The !.env.example line matters because a broad pattern like .env* would otherwise swallow the template too. Order counts — the negation must come after the ignore pattern. Put these lines in place before your first commit; that's the only way to guarantee a secret never enters history in the first place. See Should You Commit .gitignore? for why the .gitignore file itself is always committed.

If you already committed your .env

This is the case that trips people up, because the obvious fix is only half the job. Untracking the file stops future leaks but does nothing about the secret you already exposed.

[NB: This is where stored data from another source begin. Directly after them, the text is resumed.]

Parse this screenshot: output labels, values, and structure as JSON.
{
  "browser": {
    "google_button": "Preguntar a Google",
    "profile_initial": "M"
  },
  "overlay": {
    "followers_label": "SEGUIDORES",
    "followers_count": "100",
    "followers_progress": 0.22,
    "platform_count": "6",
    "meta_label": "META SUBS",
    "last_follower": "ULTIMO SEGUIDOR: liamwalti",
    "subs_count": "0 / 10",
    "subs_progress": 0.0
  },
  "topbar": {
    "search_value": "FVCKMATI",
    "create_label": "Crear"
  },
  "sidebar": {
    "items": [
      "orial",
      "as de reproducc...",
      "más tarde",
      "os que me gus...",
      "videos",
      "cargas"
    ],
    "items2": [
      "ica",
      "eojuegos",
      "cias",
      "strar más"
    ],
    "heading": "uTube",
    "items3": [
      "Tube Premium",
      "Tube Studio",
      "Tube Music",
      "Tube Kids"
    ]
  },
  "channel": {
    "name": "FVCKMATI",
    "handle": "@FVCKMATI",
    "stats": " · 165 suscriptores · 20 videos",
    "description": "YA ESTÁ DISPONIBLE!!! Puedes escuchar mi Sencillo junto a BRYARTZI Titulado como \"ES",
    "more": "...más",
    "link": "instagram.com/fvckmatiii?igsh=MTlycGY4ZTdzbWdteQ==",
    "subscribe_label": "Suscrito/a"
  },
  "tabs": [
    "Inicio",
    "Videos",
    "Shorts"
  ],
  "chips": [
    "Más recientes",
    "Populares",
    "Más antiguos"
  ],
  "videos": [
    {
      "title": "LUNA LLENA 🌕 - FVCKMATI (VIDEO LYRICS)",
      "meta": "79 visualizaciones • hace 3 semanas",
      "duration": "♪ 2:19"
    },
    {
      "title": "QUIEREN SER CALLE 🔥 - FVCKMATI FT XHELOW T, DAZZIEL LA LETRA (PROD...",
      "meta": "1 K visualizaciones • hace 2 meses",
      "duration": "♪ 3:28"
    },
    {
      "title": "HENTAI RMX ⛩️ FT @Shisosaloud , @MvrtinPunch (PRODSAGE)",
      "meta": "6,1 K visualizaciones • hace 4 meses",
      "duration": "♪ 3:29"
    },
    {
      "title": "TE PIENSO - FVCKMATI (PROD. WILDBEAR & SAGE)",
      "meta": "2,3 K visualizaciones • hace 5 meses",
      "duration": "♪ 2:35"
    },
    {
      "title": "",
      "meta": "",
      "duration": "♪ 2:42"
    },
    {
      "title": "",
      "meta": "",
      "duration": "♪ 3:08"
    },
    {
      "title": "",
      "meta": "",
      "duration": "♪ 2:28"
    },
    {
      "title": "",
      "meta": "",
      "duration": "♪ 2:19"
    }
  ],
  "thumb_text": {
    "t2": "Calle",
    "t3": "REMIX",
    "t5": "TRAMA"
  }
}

# 1. Stop tracking it (keeps your local copy)
git rm --cached .env
echo ".env" >> .gitignore
git commit -m "Stop tracking .env"

That removes .env from the current tree, but the secret is still readable in every prior commit. To purge it from history, rewrite the repo with git-filter-repo:

git filter-repo --path .env --invert-paths

This rewrites every commit hash, so all collaborators must re-clone, and you'll need to force-push. Then — and this is the step almost everyone skips:

Rotate every secret that was in the file. Assume it's compromised, because you can't prove it isn't. Anyone who cloned or forked the repo before the rewrite still has the old history on disk, and if the repo was ever public, a scanner may already have grabbed the key. Regenerate the API keys, reset the database password, revoke the tokens, and issue new signing keys. History surgery hides the evidence; rotation is what actually closes the hole. If you only do one thing, do this one — a rotated key makes the leaked copy worthless, whether or not you ever finish the history rewrite.

The bottom line

A .env file with real secrets is the one thing in this series that's a security risk, not just clutter — so it never goes in Git. Commit a .env.example template instead, keep real values in .env / .env.local (both gitignored), and store production secrets in your host's environment settings or a secret manager. If a secret already made it into a commit, the untrack-and-rewrite is only cleanup; the fix is to rotate every exposed credential and treat the leaked one as burned.